Academic Writing Tutorial: The Meaning Of An Illustration Essay
When you are asked to write an illustration essay, your teacher expects you to provide specific examples and comparisons to fully examine and explain an issue. This style requires you to be very descriptive in your choice of language. You will need vivid adjectives that will appeal to the senses. Rich language provides depth to your work, however you need to remember you are working on non-fiction and everything you say must be verifiable by quality research.
Unlike in a narrative essay where you are expected to fit your non-fiction into a narrative arc, here you will be analyzing a problem while using clear and colorful examples. These can include anecdotes from your own experience or something you have read as a way of connecting with your reader.
What to think about when choosing a topic
- Make it interesting to your reader. Which is another way of saying, thoroughly research your audience.
- Choose a subject you find interesting.
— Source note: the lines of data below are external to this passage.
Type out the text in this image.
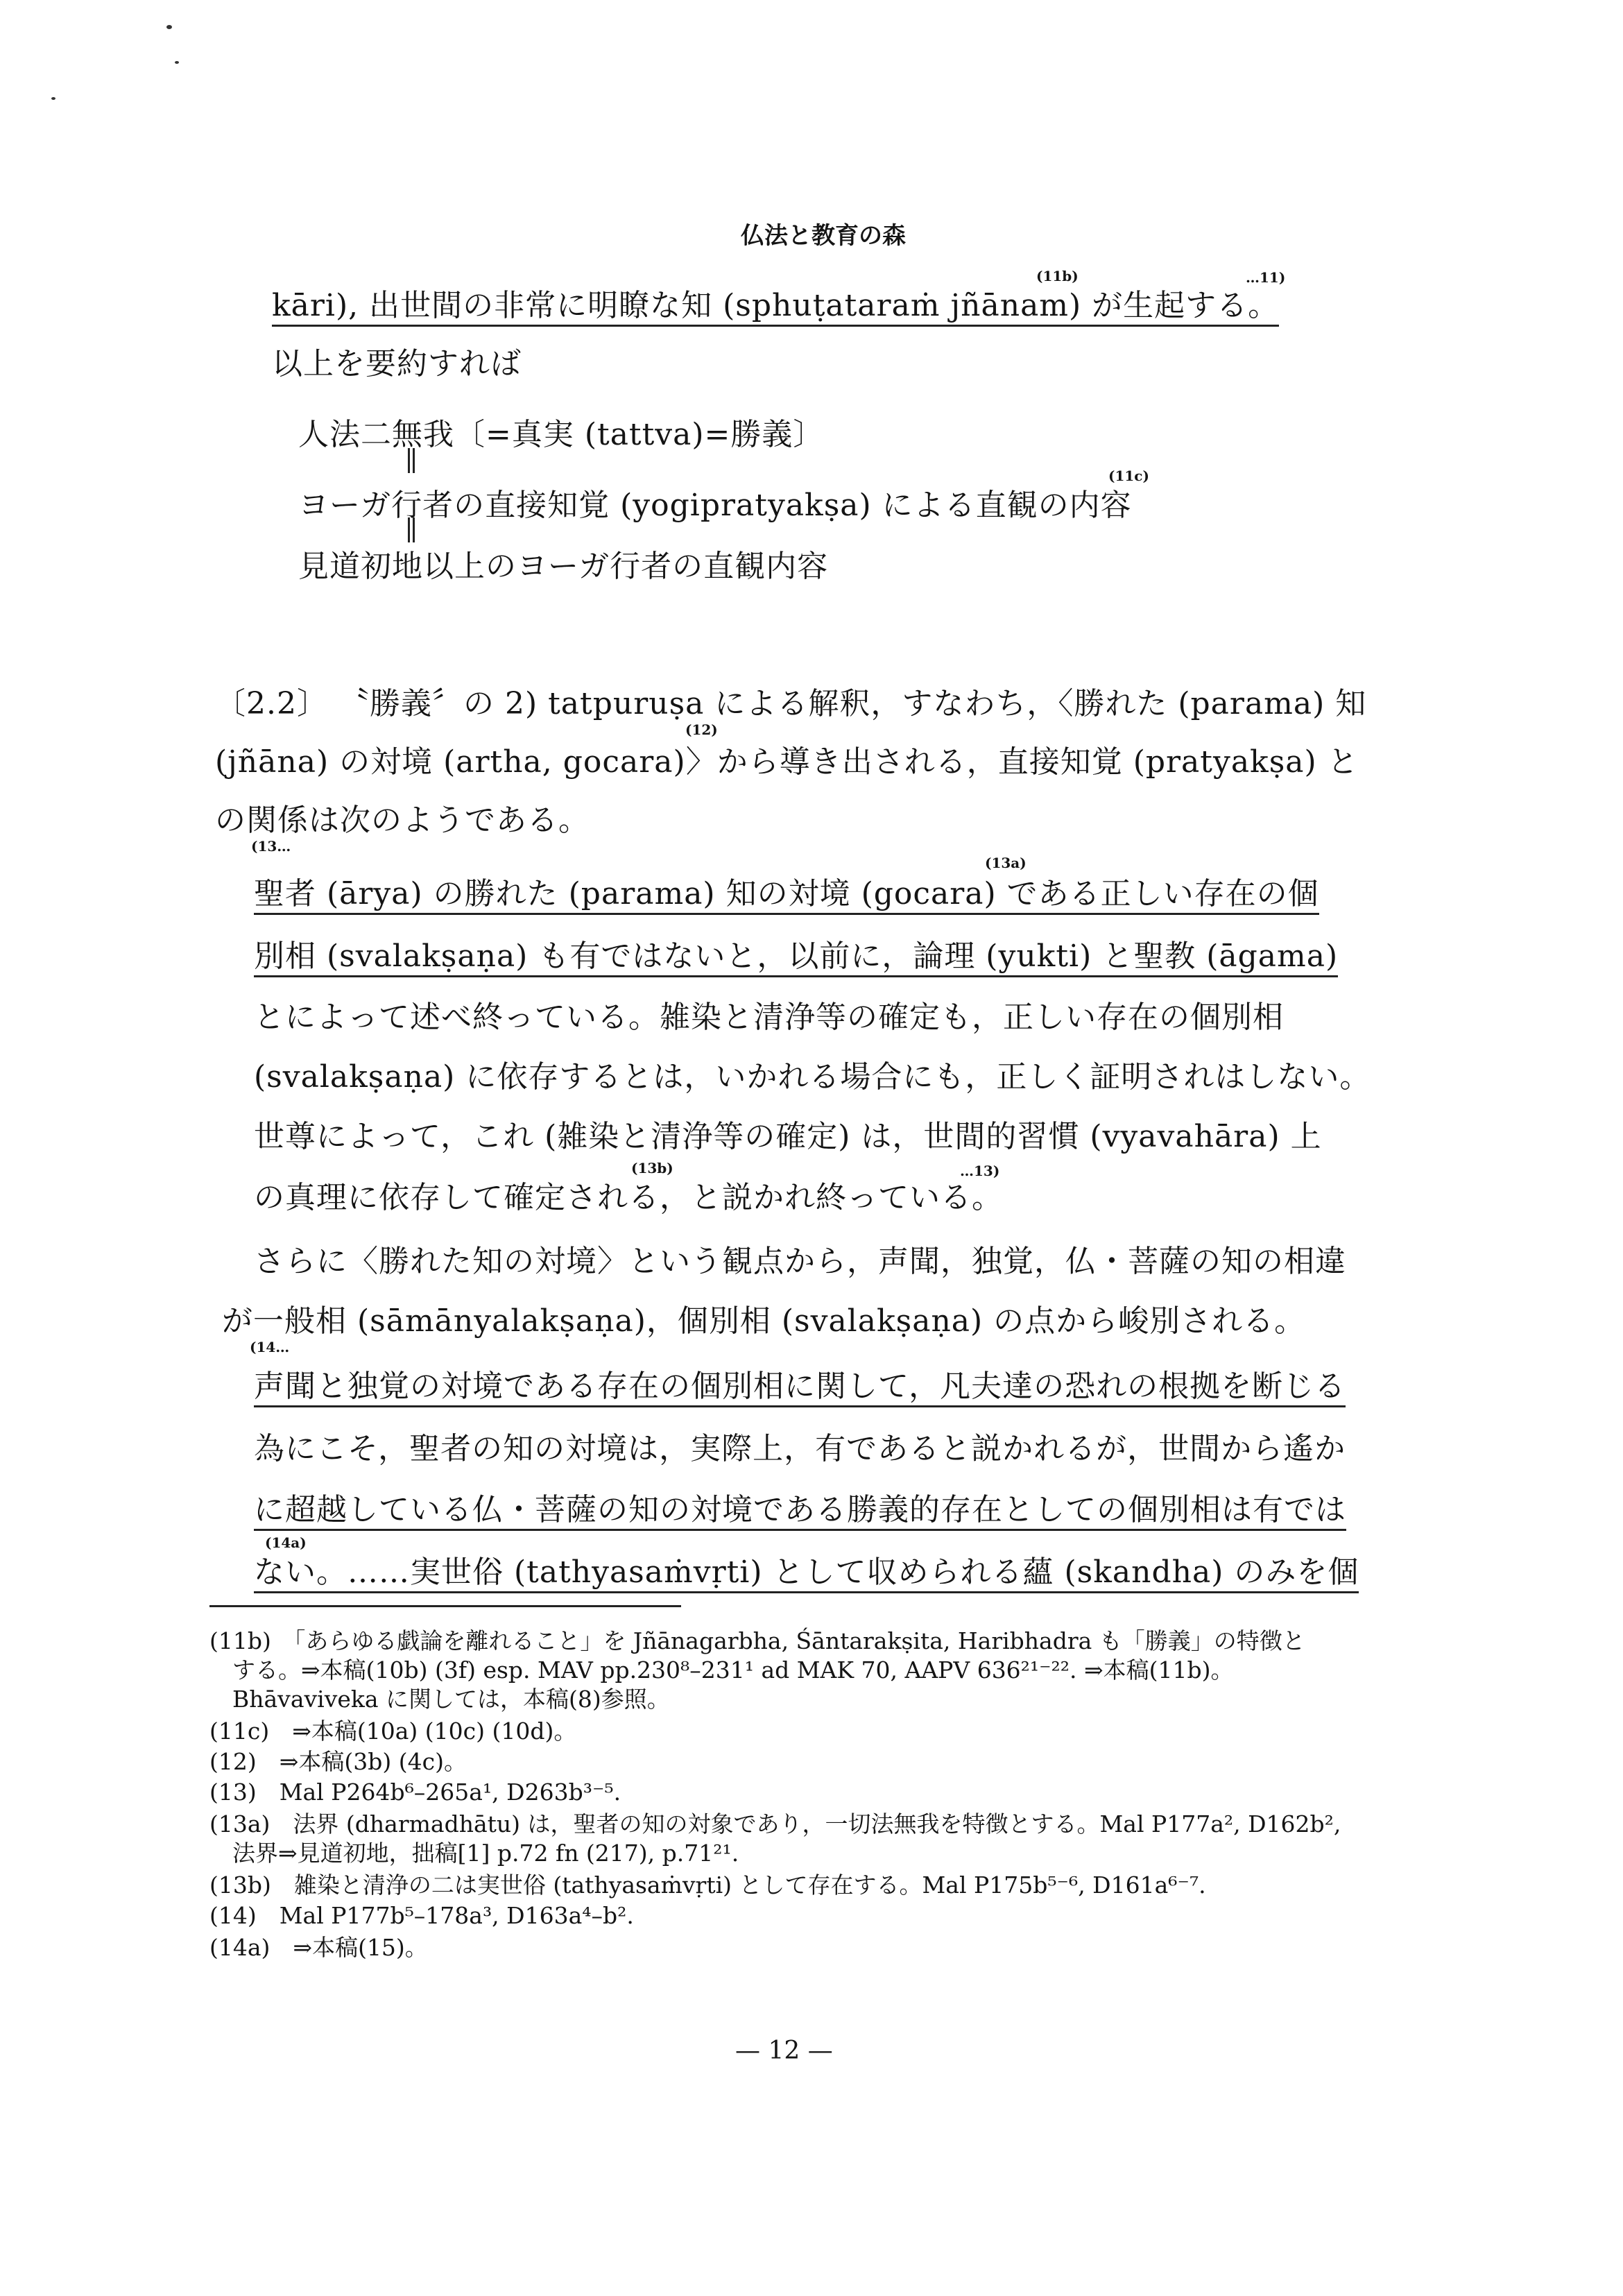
仏法と教育の森
kāri), 出世間の非常に明瞭な知 (sphuṭataraṁ jñānam) が生起する。
(11b)	…11)
以上を要約すれば
人法二無我〔=真実 (tattva)=勝義〕
ヨーガ行者の直接知覚 (yogipratyakṣa) による直観の内容
(11c)
見道初地以上のヨーガ行者の直観内容
〔2.2〕 〝勝義〞の 2) tatpuruṣa による解釈，すなわち，〈勝れた (parama) 知
(jñāna) の対境 (artha, gocara)〉から導き出される，直接知覚 (pratyakṣa) と
(12)
の関係は次のようである。
(13…
(13a)
聖者 (ārya) の勝れた (parama) 知の対境 (gocara) である正しい存在の個
別相 (svalakṣaṇa) も有ではないと，以前に，論理 (yukti) と聖教 (āgama)
とによって述べ終っている。雑染と清浄等の確定も，正しい存在の個別相
(svalakṣaṇa) に依存するとは，いかれる場合にも，正しく証明されはしない。
世尊によって，これ (雑染と清浄等の確定) は，世間的習慣 (vyavahāra) 上
(13b)	…13)
の真理に依存して確定される，と説かれ終っている。
さらに〈勝れた知の対境〉という観点から，声聞，独覚，仏・菩薩の知の相違
が一般相 (sāmānyalakṣaṇa)，個別相 (svalakṣaṇa) の点から峻別される。
(14…
声聞と独覚の対境である存在の個別相に関して，凡夫達の恐れの根拠を断じる
為にこそ，聖者の知の対境は，実際上，有であると説かれるが，世間から遙か
に超越している仏・菩薩の知の対境である勝義的存在としての個別相は有では
(14a)
ない。……実世俗 (tathyasaṁvṛti) として収められる蘊 (skandha) のみを個
(11b)　「あらゆる戯論を離れること」を Jñānagarbha, Śāntarakṣita, Haribhadra も「勝義」の特徴と
　する。⇒本稿(10b) (3f) esp. MAV pp.230⁸–231¹ ad MAK 70, AAPV 636²¹⁻²². ⇒本稿(11b)。
　Bhāvaviveka に関しては，本稿(8)参照。
(11c)　⇒本稿(10a) (10c) (10d)。
(12)　⇒本稿(3b) (4c)。
(13)　Mal P264b⁶–265a¹, D263b³⁻⁵.
(13a)　法界 (dharmadhātu) は，聖者の知の対象であり，一切法無我を特徴とする。Mal P177a², D162b²,
　法界⇒見道初地，拙稿[1] p.72 fn (217), p.71²¹.
(13b)　雑染と清浄の二は実世俗 (tathyasaṁvṛti) として存在する。Mal P175b⁵⁻⁶, D161a⁶⁻⁷.
(14)　Mal P177b⁵–178a³, D163a⁴–b².
(14a)　⇒本稿(15)。
— 12 —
It is very difficult to write convincingly if you are bored.
- Make sure all the examples you find are solid, it is hard to build an argument on abstract ideas.
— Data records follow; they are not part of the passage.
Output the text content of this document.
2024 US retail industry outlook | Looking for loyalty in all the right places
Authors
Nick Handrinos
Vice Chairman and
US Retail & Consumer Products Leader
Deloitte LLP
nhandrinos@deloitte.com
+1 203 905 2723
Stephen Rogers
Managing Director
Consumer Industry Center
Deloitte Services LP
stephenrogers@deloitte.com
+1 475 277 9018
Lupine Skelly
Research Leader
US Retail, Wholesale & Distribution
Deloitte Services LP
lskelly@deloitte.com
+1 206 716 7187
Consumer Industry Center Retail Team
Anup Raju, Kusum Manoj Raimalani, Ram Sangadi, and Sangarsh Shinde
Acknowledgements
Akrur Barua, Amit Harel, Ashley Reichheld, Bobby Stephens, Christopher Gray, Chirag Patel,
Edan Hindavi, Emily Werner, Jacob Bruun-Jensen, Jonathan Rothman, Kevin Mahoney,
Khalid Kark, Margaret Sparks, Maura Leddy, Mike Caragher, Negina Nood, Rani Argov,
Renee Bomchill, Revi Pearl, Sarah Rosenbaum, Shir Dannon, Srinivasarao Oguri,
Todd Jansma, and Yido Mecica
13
- Always make sure before you start writing that you have enough examples to make your point. Too narrow a topic and your argument will run dry.
How to structure your work
- Introduction. In this section you will open with general statements of the area you intend to illustrate. It will end with a very simple thesis statement such as “There is a lot of violence on television shows”. You need not provide any more than that; you are not being asked for an opinion, your paper is merely to provide examples that violence happens on TV shows. The keywords are “a lot”, “violence”, and “television shows”.
- Main body. In your research you provide strong examples that match up to the keywords and make connections with the reader. This can be by relating personal experience – you have watched a lot of violent shows and your reader probably has as well. Perhaps you want to include that your grandmother says that more of the shows on television are violent these days – your reader is likely to have a grandmother who says things were better in the old days. Or maybe you have read a learned magazine article – your reader can respect the authority of the journal.
- Conclusion. Restate your thesis and draw a conclusion allowing your reader to see that from your examples the problem exists.